Furthermore, when a sound-absorbing material, such as a glass wall, is provided inside the first cavity 21 or the second cavity 22, the generated sound waves are attenuated by absorption of sound waves in middle to high frequency regions, thereby further accentuating the low frequency audio regions of sound waves radiated from the sound pipe 14 and the film 15.

Furthermore, the shape of the main body 11 is not restricted to a cylinder, and may be a square tube or other geometrical shape. Similarly, the other constituent elements, such as the base 13 and the sound generator 17, may be made angular in correspondence with the shape of the main body 11.

Furthermore, the constitution of the sound generator 17 is not restricted to a sound generator using a piezoelectric ceramic element with a bimorph structure, but may be a sound generator using a piezoelectric ceramic element arranged to have a unimorph structure, or a sound generator using a piezoelectric ceramic element having a laminated piezoelectric body including three or more ceramic layers.

As explained above, the speaker of preferred embodiments of the present invention radiates low frequency audio region sound waves having two resonant points, these two resonant points being low frequency audio region sound waves radiated from a sound pipe and low frequency audio region sound waves radiated through a film. As a result, the low frequency audio region of the combined radiated sound waves is significantly expanded and increased, thereby improving low frequency audio sound pressure in a wide low frequency audio region.

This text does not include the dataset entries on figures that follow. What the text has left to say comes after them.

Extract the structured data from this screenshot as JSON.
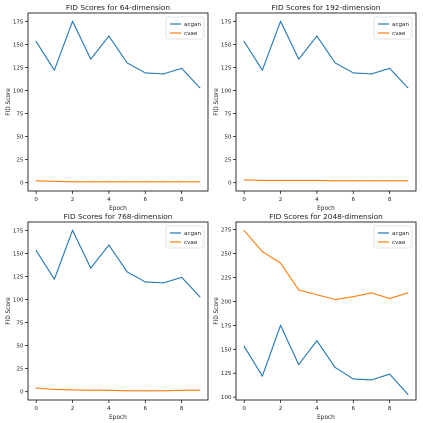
{
  "chart_data": [
    {
      "type": "line",
      "title": "FID Scores for 64-dimension",
      "xlabel": "Epoch",
      "ylabel": "FID Score",
      "x": [
        0,
        1,
        2,
        3,
        4,
        5,
        6,
        7,
        8,
        9
      ],
      "xticks": [
        0,
        2,
        4,
        6,
        8
      ],
      "xlim": [
        -0.45,
        9.45
      ],
      "yticks": [
        0,
        25,
        50,
        75,
        100,
        125,
        150,
        175
      ],
      "ylim": [
        -9,
        184
      ],
      "legend": "upper right",
      "series": [
        {
          "name": "acgan",
          "color": "#1f77b4",
          "values": [
            153,
            122,
            175,
            134,
            159,
            130,
            119,
            118,
            124,
            103
          ]
        },
        {
          "name": "cvae",
          "color": "#ff7f0e",
          "values": [
            2,
            1.5,
            1,
            1,
            1,
            1,
            1,
            1,
            1,
            1
          ]
        }
      ]
    },
    {
      "type": "line",
      "title": "FID Scores for 192-dimension",
      "xlabel": "Epoch",
      "ylabel": "FID Score",
      "x": [
        0,
        1,
        2,
        3,
        4,
        5,
        6,
        7,
        8,
        9
      ],
      "xticks": [
        0,
        2,
        4,
        6,
        8
      ],
      "xlim": [
        -0.45,
        9.45
      ],
      "yticks": [
        0,
        25,
        50,
        75,
        100,
        125,
        150,
        175
      ],
      "ylim": [
        -9,
        184
      ],
      "legend": "upper right",
      "series": [
        {
          "name": "acgan",
          "color": "#1f77b4",
          "values": [
            153,
            122,
            175,
            134,
            159,
            130,
            119,
            118,
            124,
            103
          ]
        },
        {
          "name": "cvae",
          "color": "#ff7f0e",
          "values": [
            3,
            2.5,
            2.5,
            2.5,
            2.5,
            2,
            2,
            2,
            2,
            2
          ]
        }
      ]
    },
    {
      "type": "line",
      "title": "FID Scores for 768-dimension",
      "xlabel": "Epoch",
      "ylabel": "FID Score",
      "x": [
        0,
        1,
        2,
        3,
        4,
        5,
        6,
        7,
        8,
        9
      ],
      "xticks": [
        0,
        2,
        4,
        6,
        8
      ],
      "xlim": [
        -0.45,
        9.45
      ],
      "yticks": [
        0,
        25,
        50,
        75,
        100,
        125,
        150,
        175
      ],
      "ylim": [
        -9,
        184
      ],
      "legend": "upper right",
      "series": [
        {
          "name": "acgan",
          "color": "#1f77b4",
          "values": [
            153,
            122,
            175,
            134,
            159,
            130,
            119,
            118,
            124,
            103
          ]
        },
        {
          "name": "cvae",
          "color": "#ff7f0e",
          "values": [
            4,
            2.5,
            2,
            1.5,
            1.5,
            1,
            1,
            1,
            1.5,
            1.5
          ]
        }
      ]
    },
    {
      "type": "line",
      "title": "FID Scores for 2048-dimension",
      "xlabel": "Epoch",
      "ylabel": "FID Score",
      "x": [
        0,
        1,
        2,
        3,
        4,
        5,
        6,
        7,
        8,
        9
      ],
      "xticks": [
        0,
        2,
        4,
        6,
        8
      ],
      "xlim": [
        -0.45,
        9.45
      ],
      "yticks": [
        100,
        125,
        150,
        175,
        200,
        225,
        250,
        275
      ],
      "ylim": [
        97,
        283
      ],
      "legend": "upper right",
      "series": [
        {
          "name": "acgan",
          "color": "#1f77b4",
          "values": [
            153,
            122,
            175,
            134,
            159,
            131,
            119,
            118,
            124,
            103
          ]
        },
        {
          "name": "cvae",
          "color": "#ff7f0e",
          "values": [
            274,
            252,
            240,
            212,
            207,
            202,
            205,
            209,
            203,
            209
          ]
        }
      ]
    }
  ]
}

Furthermore, it is possible to obtain a sound pipe having a significantly increased length by bending the sound pipe or dividing the sound pipe within the main body. Consequently, it is possible to shift the resonant frequency of generated sound waves toward the low frequency side, widen the low frequency band in which the sound waves are to be generated, and in addition, reduce the height of the speaker,,enabling the speaker to have a very small size.

While the invention has been particularly shown and described with reference to preferred embodiments thereof, it will be understood by those skilled in the art that the forgoing and other changes in form and details may be made therein without departing from the spirit of the invention.